24/09: Digitalisierung ohne Ende?

Bei der durchaus sinnvollen Umsetzung der Energiewende auf erneuerbare Energieformen wird selten hinterfragt, wieso wir immer mehr Elektrizität benötigen. Oft wird Künstliche Intelligenz und Kryptowährung angeführt. Das stimmt natürlich. Doch hier möchte ich grundsätzlich auf die Digitalisierung eingehen. 

Ich bin in einem kleinen Weiler aufgewachsen, wo ein Chronist die wichtigsten Daten und Ereignisse auf einer Handvoll Papierblätter festhielt, welche anschliessend vorgelesen, gebunden und so völlig energiefrei der Nachwelt erhalten blieb. Nur die Beheizung des Archivraums benötigte Wärme.

Derzeit werden in jedem Bereich des Lebens Daten und Informationen digital erfasst, verarbeitet und energieintensiv gespeichert. Diese Daten sollen jederzeit verfügbar sein, wobei uns die Geschichte lehrt, dass allein in Stein gemeisselte Information für ewig besteht. 

Die Digitalisierungswelle ergreift alle Bereiche des Lebens und bindet neben Energie viel Freizeit und Freiheit. Viel Zeit verbringen wir mit unnötigen Aktivitäten für und um die digitale Welt. Zudem hinterlassen wir mit jedem Klick eine Spur, die unsere Präferenzen und Vorlieben belegen. Der gläserne Mensch rückt mit den gesammelten Daten immer näher, der Datenschutz bleibt dabei grösstenteils auf der Strecke.
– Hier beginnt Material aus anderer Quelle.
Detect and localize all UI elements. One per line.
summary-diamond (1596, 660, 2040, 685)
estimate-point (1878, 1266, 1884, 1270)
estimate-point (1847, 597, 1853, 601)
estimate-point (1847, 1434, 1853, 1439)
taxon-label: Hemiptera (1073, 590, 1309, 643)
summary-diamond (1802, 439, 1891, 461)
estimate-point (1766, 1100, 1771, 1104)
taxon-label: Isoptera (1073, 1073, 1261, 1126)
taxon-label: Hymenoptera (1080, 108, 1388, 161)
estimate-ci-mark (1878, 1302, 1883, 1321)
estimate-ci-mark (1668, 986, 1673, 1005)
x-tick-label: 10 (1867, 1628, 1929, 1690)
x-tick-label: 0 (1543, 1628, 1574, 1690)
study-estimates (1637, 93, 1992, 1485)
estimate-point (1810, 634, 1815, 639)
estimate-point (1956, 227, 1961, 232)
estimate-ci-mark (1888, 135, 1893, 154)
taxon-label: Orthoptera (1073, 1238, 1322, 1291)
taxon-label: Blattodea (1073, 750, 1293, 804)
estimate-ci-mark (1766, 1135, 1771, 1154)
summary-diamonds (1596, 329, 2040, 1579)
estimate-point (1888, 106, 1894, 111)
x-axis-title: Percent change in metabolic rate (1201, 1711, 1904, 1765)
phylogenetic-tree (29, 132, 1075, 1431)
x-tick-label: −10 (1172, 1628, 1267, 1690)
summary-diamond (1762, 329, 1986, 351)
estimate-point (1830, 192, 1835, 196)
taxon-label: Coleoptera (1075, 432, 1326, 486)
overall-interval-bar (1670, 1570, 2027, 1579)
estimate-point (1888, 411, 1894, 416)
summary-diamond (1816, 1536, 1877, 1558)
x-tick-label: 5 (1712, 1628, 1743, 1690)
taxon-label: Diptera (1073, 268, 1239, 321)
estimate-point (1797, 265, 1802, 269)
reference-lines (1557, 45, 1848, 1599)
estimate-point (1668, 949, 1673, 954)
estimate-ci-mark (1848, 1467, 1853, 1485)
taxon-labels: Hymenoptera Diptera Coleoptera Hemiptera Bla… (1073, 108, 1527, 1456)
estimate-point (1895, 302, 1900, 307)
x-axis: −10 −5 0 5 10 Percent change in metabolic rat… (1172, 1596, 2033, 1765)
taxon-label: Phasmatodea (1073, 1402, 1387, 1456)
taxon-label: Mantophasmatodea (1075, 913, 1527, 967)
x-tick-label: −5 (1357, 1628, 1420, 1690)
Dank künstlicher Intelligenz sollen wir bald das Entscheiden der Technik überlassen. Aktuell bieten Browser von Google, Windows und Apple KI-Leistungen an. Auch Handy haben KI-Funktionen als Sprachübersetzer oder Kaufempfehlungen, die persönliche Daten auf einen Server zur Verarbeitung senden. Das erhöht den Datenverkehr, die Grösse der Serverfarmen und den Stromverbrauch. Brauchen wir das alles? “KI-frei, wir denken noch selbst!“ dürfte wohl bald als Gütesiegel erscheinen. Das computerunterstützte Denken ist zudem anfällig auf Manipulationen. Es geht in Zukunft wohl eher darum Verantwortlichkeiten abzuschieben und technische Abhängigkeiten zu schaffen. Und letztlich wird irgendwann Geld für KI gefordert.
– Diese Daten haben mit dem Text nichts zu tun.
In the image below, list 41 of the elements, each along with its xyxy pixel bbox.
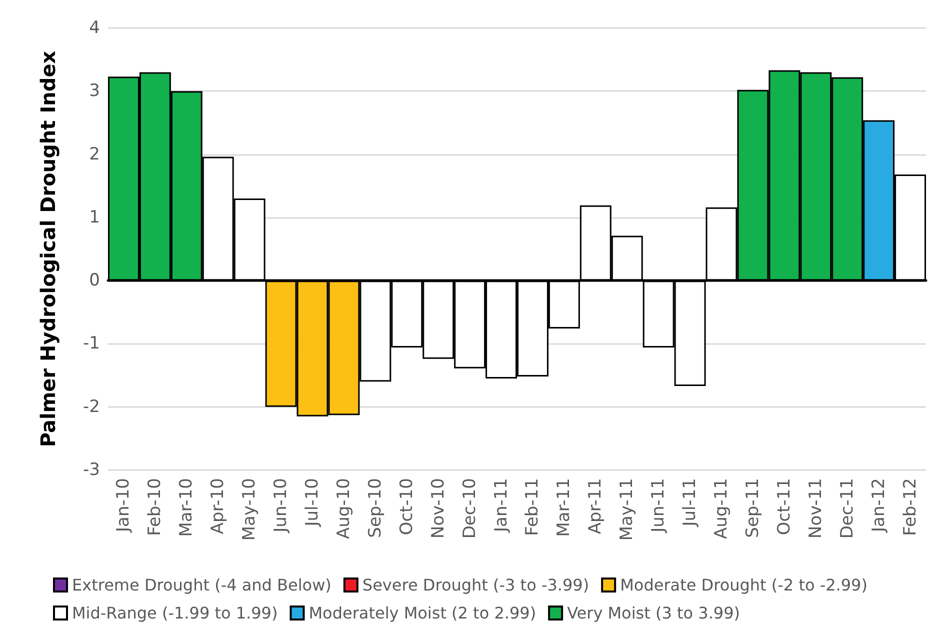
x-tick-label: Aug-10 [334, 478, 354, 539]
x-tick-label: Dec-11 [837, 478, 858, 539]
x-tick-label: Jun-10 [271, 478, 292, 534]
x-tick-label: Jan-11 [491, 478, 512, 533]
x-tick-label: Sep-10 [365, 478, 386, 538]
x-tick-label: Dec-10 [460, 478, 480, 539]
x-tick-label: Jul-11 [680, 478, 700, 528]
x-tick-label: Apr-10 [208, 478, 228, 534]
legend-label: Moderately Moist (2 to 2.99) [308, 604, 536, 622]
x-tick-label: Jan-10 [114, 478, 134, 533]
x-tick-label: Feb-12 [900, 478, 920, 536]
legend-label: Mid-Range (-1.99 to 1.99) [72, 604, 278, 622]
x-tick-label: Nov-10 [428, 478, 448, 538]
x-tick-label: Jul-10 [302, 478, 322, 528]
x-tick-label: May-11 [617, 478, 638, 541]
legend-label: Moderate Drought (-2 to -2.99) [620, 576, 868, 594]
legend-label: Severe Drought (-3 to -3.99) [362, 576, 590, 594]
y-tick-label: 4 [89, 18, 100, 38]
y-tick-label: -3 [83, 460, 100, 480]
x-tick-label: Oct-11 [774, 478, 794, 536]
y-axis-title: Palmer Hydrological Drought Index [36, 50, 60, 448]
legend-label: Very Moist (3 to 3.99) [567, 604, 740, 622]
legend-label: Extreme Drought (-4 and Below) [72, 576, 332, 594]
x-tick-label: Feb-11 [522, 478, 543, 536]
x-tick-label: Apr-11 [586, 478, 606, 534]
y-tick-label: 1 [89, 207, 100, 228]
x-tick-label: Jun-11 [648, 478, 669, 534]
x-tick-label: Mar-10 [176, 478, 197, 537]
x-tick-label: Mar-11 [554, 478, 574, 537]
x-tick-label: May-10 [240, 478, 260, 541]
y-tick-label: 3 [89, 81, 100, 102]
x-tick-label: Feb-10 [145, 478, 166, 536]
x-tick-label: Sep-11 [742, 478, 763, 538]
x-tick-label: Aug-11 [712, 478, 732, 539]
y-tick-label: 0 [89, 270, 100, 291]
x-tick-label: Jan-12 [868, 478, 889, 533]
y-tick-label: -2 [83, 396, 100, 417]
x-tick-label: Nov-11 [806, 478, 826, 538]
y-tick-label: 2 [89, 144, 100, 164]
x-tick-label: Oct-10 [396, 478, 417, 536]
y-tick-label: -1 [83, 334, 100, 354]
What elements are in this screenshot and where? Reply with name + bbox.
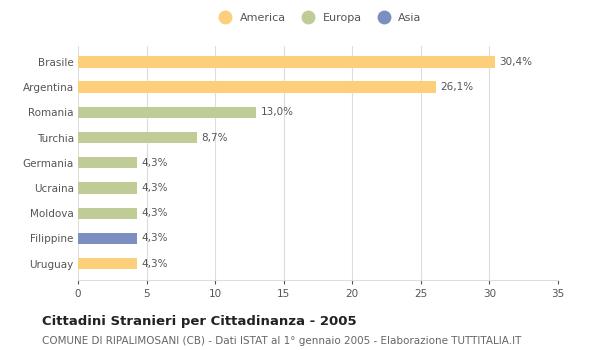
Bar xyxy=(78,56,495,68)
Bar xyxy=(78,107,256,118)
Legend: America, Europa, Asia: America, Europa, Asia xyxy=(210,9,426,28)
Text: 4,3%: 4,3% xyxy=(141,259,167,269)
Bar xyxy=(78,132,197,143)
Text: 4,3%: 4,3% xyxy=(141,183,167,193)
Bar xyxy=(78,233,137,244)
Bar xyxy=(78,208,137,219)
Text: 26,1%: 26,1% xyxy=(440,82,473,92)
Bar xyxy=(78,157,137,168)
Text: 4,3%: 4,3% xyxy=(141,233,167,244)
Bar xyxy=(78,182,137,194)
Text: 8,7%: 8,7% xyxy=(202,133,228,142)
Text: COMUNE DI RIPALIMOSANI (CB) - Dati ISTAT al 1° gennaio 2005 - Elaborazione TUTTI: COMUNE DI RIPALIMOSANI (CB) - Dati ISTAT… xyxy=(42,336,521,346)
Text: Cittadini Stranieri per Cittadinanza - 2005: Cittadini Stranieri per Cittadinanza - 2… xyxy=(42,315,356,328)
Bar xyxy=(78,258,137,270)
Bar xyxy=(78,82,436,93)
Text: 4,3%: 4,3% xyxy=(141,208,167,218)
Text: 13,0%: 13,0% xyxy=(260,107,293,117)
Text: 30,4%: 30,4% xyxy=(499,57,532,67)
Text: 4,3%: 4,3% xyxy=(141,158,167,168)
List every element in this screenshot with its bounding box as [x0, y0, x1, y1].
Trotz aller Skepsis ist zu erwähnen, dass künstliche Intelligenz durchaus nützlich ist. So kann es bei medizinischen Diagnosen oder in der Landwirtschaft brauchbar sein. Bei aller technischer Hilfe bleibt die Verantwortung beim Benutzer. Letztlich sind wir jene, die die KI einsetzen und als Dienstleistung konsumieren. Dies gilt auch dann, wenn wir KI-Apps gratis nutzen oder lizenzieren und bezahlen. Was wir davon nutzen und wie wir entscheiden, ist unsere Verantwortung. Bei Kryptowährung ist der enorme Energieverbrauch, die Intransparenz der Besitzer und das Fehlen einer gesicherten Institution für mich kein Ersatz unseres Schweizer Frankens.
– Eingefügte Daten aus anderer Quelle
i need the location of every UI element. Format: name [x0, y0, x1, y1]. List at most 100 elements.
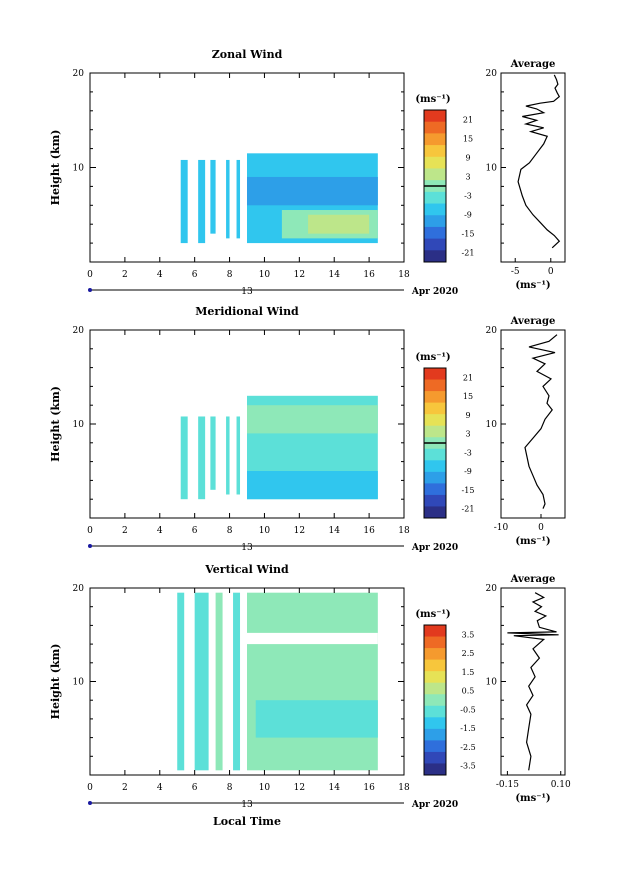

Auf das Anliegen, ohne einen digitalen Begleiter zu leben, haben kürzlich computer-kritische Kreise in Zürich hingewiesen. Mit einer Initiative fordern sie die Möglichkeit, auch ohne Handy ein Billett zu kaufen oder mit der Bank zu korrespondieren. An anderer Stelle wurde bereits gesagt, dass der Verlust eines Handys heute deutlich tragischer sei als der Verlust des Portemonnaies. Diese Aussage verdeutlicht, wie wichtig die digitalen Dienstleistungen in den vergangenen zwanzig Jahren wurden und wie abhängig wir geworden sind.